What is an acceptable DC offset?

I did this preamp to have better control at low volume. Since my room is small and my neighbors are close, I don't need high volume, and this setup was the best that I found. Is there another solution to have excellent control for attenuation between -60dB and -30dB. Here I can switch to +/- 2dB with discrete switch.

Thanks

[spacemen12]

Hi,
I measured the offset for different values of R_shunt. The DC offset increases as R shunt increases. It does vary from 3-5mV at the speaker terminals. Hopefully it is normal.

How can I test the other symptoms?

Thanks

[pacificblue]

5 mV or less is an excellent value for a chipamp. Especially for a DC coupled one that is connected to an AC coupled source.

CMRR is far from ideal, so your setup will be more sensitive to disturbances that act on the connecting cable. Try to keep it as far away from external noise sources as possible to make up for it, e. g. don't run the audio cable next to power cables, transformers, SMPS, other electric or electronic gear, etc. In most cases a distance of 20-30 cm should keep you on the safe side. The noises mobile phones tend to induce, might be more annoying in your amplifier than usually in other devices.

Quote:

Originally quoted from http://www.sengpielaudio.com/calculator-bridging.htm
If the load impedance is 10 times or more the source impedance, this
is called a "bridging" impedance.
It results in maximum VOLTAGE transfer from the source to the load.

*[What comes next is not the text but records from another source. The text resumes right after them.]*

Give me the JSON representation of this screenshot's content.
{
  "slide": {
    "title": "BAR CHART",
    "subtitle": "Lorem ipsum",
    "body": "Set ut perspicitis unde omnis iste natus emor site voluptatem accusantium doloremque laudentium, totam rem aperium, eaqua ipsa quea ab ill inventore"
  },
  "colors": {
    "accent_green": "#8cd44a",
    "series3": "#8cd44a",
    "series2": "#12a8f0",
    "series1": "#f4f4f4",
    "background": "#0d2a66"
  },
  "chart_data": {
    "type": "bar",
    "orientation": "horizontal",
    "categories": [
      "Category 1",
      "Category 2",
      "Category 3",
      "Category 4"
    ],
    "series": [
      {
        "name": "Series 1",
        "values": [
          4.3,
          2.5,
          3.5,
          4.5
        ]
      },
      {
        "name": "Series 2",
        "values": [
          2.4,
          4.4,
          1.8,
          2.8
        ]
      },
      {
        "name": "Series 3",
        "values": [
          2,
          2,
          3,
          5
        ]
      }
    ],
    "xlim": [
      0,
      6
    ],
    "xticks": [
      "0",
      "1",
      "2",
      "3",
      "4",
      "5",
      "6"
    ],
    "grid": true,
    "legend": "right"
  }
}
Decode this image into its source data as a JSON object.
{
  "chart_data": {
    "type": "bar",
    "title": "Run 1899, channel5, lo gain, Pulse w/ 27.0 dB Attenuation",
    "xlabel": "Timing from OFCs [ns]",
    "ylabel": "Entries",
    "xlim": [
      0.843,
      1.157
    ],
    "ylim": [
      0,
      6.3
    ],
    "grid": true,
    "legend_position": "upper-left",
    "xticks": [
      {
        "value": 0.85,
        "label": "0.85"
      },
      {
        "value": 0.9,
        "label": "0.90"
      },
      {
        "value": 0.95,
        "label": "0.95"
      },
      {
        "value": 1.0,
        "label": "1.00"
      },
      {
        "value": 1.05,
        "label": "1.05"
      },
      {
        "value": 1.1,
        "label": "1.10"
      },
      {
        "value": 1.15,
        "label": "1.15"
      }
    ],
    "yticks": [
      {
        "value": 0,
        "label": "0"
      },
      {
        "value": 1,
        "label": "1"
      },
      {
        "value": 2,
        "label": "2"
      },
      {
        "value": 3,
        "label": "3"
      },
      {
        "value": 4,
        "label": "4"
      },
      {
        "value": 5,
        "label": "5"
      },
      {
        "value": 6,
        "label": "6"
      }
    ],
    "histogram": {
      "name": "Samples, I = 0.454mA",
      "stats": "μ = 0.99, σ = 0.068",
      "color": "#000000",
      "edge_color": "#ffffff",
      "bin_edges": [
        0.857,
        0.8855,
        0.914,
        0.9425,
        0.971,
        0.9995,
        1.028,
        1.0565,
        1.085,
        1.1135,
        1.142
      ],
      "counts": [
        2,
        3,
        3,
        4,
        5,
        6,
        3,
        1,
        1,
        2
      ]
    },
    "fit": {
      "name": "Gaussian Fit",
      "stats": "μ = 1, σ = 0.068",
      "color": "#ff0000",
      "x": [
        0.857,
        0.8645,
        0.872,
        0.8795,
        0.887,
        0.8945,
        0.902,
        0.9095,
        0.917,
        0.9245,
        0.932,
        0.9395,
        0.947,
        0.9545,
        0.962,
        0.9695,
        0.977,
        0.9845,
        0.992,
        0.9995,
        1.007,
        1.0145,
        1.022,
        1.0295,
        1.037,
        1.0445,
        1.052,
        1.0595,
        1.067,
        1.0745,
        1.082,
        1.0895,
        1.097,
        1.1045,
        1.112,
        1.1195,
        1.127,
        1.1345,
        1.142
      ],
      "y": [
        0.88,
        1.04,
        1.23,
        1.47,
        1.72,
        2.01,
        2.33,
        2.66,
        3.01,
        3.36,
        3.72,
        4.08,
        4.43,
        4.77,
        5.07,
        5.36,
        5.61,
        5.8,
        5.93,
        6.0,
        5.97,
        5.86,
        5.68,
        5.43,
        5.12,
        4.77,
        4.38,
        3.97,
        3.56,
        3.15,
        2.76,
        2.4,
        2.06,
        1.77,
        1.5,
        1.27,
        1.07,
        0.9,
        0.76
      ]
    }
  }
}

If the load impedance equals the source impedance, this is called
a "matching" impedance.
It results in maximum POWER transfer from the source to the load.

In the audio world we are happy with the maximum voltage transfer.
But we are often confronted with storytellers teaching us the myth of
power matching. Never believe that.

The worst case load impedance in your case is 47k||(10k+(10r||22k)) = ~8,25 kOhm. The source impedance is 83 Ohm. ~100:1 looks good for maximum voltage transfer.

As a rough estimate the corner frequency of the source's output filter should remain five times below the lowest audio frequency. Let us say you had fantastic speakers that were able to reproduce the lowest note of a big church organ at around 16 Hz at audible level. The filter should then have an f(-3) below 3,2 Hz. R = 1 / (2 * PI * f * C) requires R of greater than or equal to 497 Ohm. You seem to be on the safe side there as well.